Last week, SSDP joined 18 other plaintiffs in a federal lawsuit against the NSA to seeking to stop its surveillance of telephone and Internet communications of customers of Verizon. You can read about the lawsuit here, and read the complaint filed against the government here.
SSDP joined this lawsuit because this kind of surveillance directly harms our ability to build a movement to fix American drug policy. If you have ever tabled for SSDP on your campus trying to recruit concerned students to work with your chapter, you have almost certainly had the experience of a student saying, “Yes, I agree with what you are doing, but I don’t want my name on any list that the government can get about people who want to change drug policy.”
One of the biggest problems our movement has faced is the unwillingness of people who agree with us to join us because they are afraid that government spying on us. People have refused to join our organizations like NORML, Drug Policy Alliance, MPP, etc. only because they feared that doing so would reveal their identity and result in their name being entered into a government database about drugs.
Remember that the First Amendment to the U. S. Constitution protects a lot more than freedom of speech and the press and the free exercise of religion. It also protects the right to petition the government for redress of grievances and the right to peaceably assemble. But when citizens are afraid to write to Members of Congress, sign a petition to a government agency or join or contribute to an organization whose aims they support because they fear government, it is a tragic sign that government spying is undermining basic liberties of the First Amendment to the Constitution.
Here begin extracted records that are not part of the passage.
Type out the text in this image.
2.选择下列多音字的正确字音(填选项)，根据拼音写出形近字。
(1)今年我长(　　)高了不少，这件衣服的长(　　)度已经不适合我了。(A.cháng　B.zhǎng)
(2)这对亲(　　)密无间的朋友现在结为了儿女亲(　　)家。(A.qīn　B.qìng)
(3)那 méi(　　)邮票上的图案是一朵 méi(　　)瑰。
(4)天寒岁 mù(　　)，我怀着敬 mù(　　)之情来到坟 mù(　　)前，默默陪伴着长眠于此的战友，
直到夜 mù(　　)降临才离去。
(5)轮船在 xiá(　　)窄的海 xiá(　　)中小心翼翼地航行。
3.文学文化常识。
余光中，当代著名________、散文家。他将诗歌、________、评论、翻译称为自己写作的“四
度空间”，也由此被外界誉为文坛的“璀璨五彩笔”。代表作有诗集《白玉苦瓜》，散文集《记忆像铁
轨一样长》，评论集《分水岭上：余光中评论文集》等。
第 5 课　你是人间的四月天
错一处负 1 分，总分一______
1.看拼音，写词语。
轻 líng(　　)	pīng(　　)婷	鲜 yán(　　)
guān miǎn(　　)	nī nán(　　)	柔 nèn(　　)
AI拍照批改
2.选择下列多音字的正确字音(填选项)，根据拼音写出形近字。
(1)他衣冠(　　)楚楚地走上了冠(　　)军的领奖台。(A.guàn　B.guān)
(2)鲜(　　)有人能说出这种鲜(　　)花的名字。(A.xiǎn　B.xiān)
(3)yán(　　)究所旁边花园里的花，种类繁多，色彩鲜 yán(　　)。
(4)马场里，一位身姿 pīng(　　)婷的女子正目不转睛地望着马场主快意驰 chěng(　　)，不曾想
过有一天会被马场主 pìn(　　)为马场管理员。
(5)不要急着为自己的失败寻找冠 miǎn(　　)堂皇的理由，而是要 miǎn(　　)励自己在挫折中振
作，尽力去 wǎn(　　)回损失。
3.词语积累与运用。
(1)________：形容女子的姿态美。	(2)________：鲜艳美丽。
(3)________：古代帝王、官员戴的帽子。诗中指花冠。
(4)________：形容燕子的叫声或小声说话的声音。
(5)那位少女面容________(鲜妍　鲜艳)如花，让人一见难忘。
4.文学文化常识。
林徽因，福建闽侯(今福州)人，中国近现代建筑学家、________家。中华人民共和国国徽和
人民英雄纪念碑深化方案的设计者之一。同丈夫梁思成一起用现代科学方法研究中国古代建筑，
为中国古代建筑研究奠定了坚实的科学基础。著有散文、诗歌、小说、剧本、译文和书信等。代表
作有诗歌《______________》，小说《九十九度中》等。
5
SSDP joined this lawsuit because it is vital to our members that they retain privacy in their communications with us, with the news media, with government officials, with their professors, with university officials, and among themselves about social, political, legal, religious, environmental, and economic matters that are sensitive and often private. It is vital to us as an organization that students across the nation feel free to communicate with us and others about drug policy and criminal justice without fear that their perfectly legal and constitutionally protected communications are private and not being gathered and analyzed by government agencies in the absence of any suspicion whatsoever that there is anything in these communications that are unlawful or that they reveal any evidence of unlawful conduct.
This surveillance is in complete contradiction to the culture of American legal and political values and weakens the ability of the citizens to work together peacefully to build a better society and a better world.
It must be stopped, not only for the benefit of SSDP and our members, but for the sake of our democracy.